The other advantage practice owners see in controlling client contact is that they feel that this way, employees can’t ‘steal’ clients, taking the work away and starting up their own practice. This way of setting up a new business is not uncommon.
Both these concerns are valid, but to attempt to control employee behaviour in this way is ultimately futile. Employees are human beings, liable to make human decisions, and they must be seen as assets, not liabilities. Employers have to learn to exploit these assets for mutual benefit, if the employee is to become valuable to the firm, and the firm is to stay a home to the employee. It has to be a two-way relationship between adults.
If you work in architecture you’ll know that in any small town, all the young people who work as employees in architecture practices know each other. They may have worked together before, they meet up in the pub and at other social events, and they may even have relationships with people in other practices. It’s a very small world we work in. As a result, your employees probably know a lot more about your competitors than you do! They also know who is paying well, who is having trouble, what the different markets are looking like. But all this information will not be available to a controlling employer who sees their employees as ‘CAD monkeys’ rather than as useful sources of information.
These networks of connections are extremely useful for employees. They can keep in touch with people in other firms whom they know have expertise in certain types of detailing, for example, who have experience in key regulations, or who have contacts in other businesses, such as a good tiling supplier. These benefits are clearly a key element of practice for employees, and these networks benefit employers too.
Stop People Talking online
Some employers don’t want their employees to be visible online (use Linkedin, for example) because they may be poached by other firms. They don’t want their employees to use twitter, Linkedin or Facebook because they don’t think they can control what is said about them, and unlike being said in a pub or in a phone call, a public comment on twitter or facebook could be seen by absolutely anyone.
These are also legitimate concerns, of course. It is true that your employees could damage your reputation hugely using social media.
But the fact is, they could do this anyway. The fact is, they are online, whether you like it or not. Your employees might be saying damaging things about you right now.
Wouldn’t it be great if we could change this about, and have your employees saying great things about you online, right now? Wouldn’t it be useful for them to be advocating what you’re doing, being seen working effectively with clients, in a way that can be found by people looking for an effective, reliable architects practice. What a powerful demonstration of credibility that would be.
How to manage an architects brand online
The only way to manage your brand reputation today, good or bad, is to have a professional relationship with your employees, one built on mutual respect and trust.
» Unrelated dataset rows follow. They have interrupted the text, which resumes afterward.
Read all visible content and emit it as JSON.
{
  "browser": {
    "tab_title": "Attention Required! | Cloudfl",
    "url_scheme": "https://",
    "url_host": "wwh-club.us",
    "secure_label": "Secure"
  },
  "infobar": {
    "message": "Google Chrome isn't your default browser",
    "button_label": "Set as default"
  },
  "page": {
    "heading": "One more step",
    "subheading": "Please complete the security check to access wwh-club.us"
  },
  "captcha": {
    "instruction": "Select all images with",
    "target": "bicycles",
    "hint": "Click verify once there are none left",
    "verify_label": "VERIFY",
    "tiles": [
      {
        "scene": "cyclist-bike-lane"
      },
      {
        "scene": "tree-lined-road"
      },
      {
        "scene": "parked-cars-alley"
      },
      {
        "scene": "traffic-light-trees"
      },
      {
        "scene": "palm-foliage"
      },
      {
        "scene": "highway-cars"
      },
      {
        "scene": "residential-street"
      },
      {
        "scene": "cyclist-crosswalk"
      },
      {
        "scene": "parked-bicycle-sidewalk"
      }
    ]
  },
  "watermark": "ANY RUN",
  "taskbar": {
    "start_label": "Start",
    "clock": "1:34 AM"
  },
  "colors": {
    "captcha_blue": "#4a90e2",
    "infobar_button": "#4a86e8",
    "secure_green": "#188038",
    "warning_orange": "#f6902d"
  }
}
To have such a relationship requires:
- You have an agreed contract of employment;
- You have agreed, workable conduct policies;
- Employees know what is expected of them in terms of professional behaviour; and
- Employers support their employees in career development and fulfilment.
Its not hard to teach your employees about how to manage their privacy online, and how to ensure they don’t inadvertently bring the practice into disrepute (and thereby break their existing contract of employment). This is easy stuff, something I cover early on in any in-house training session.
The difficult thing is for employers to accept that your employees are your most effective client-winning tool. That everything they do, be it a line on a drawing or an email or phonecall, is a reflection of your brand reputation. That they are an asset in which you must invest, or they will move to a firm that invests in them better.
I wrote about one practice that does this – Liz Lake – some time ago. You can read the post here.
Bruce Stonehouse says
Hi Su: Thank you for this. The substance has merit and applies to many professional fields, particularly the four strategies to manage an effective relationship. Bravo.
I would only add the need for regular and frequent performance reports whereby there is two-way communication will aid in building a healthy relationship.
Su Butcher says
Yes good communication is essential, and regular performance reports are a good way to motivate that process. Thanks for adding!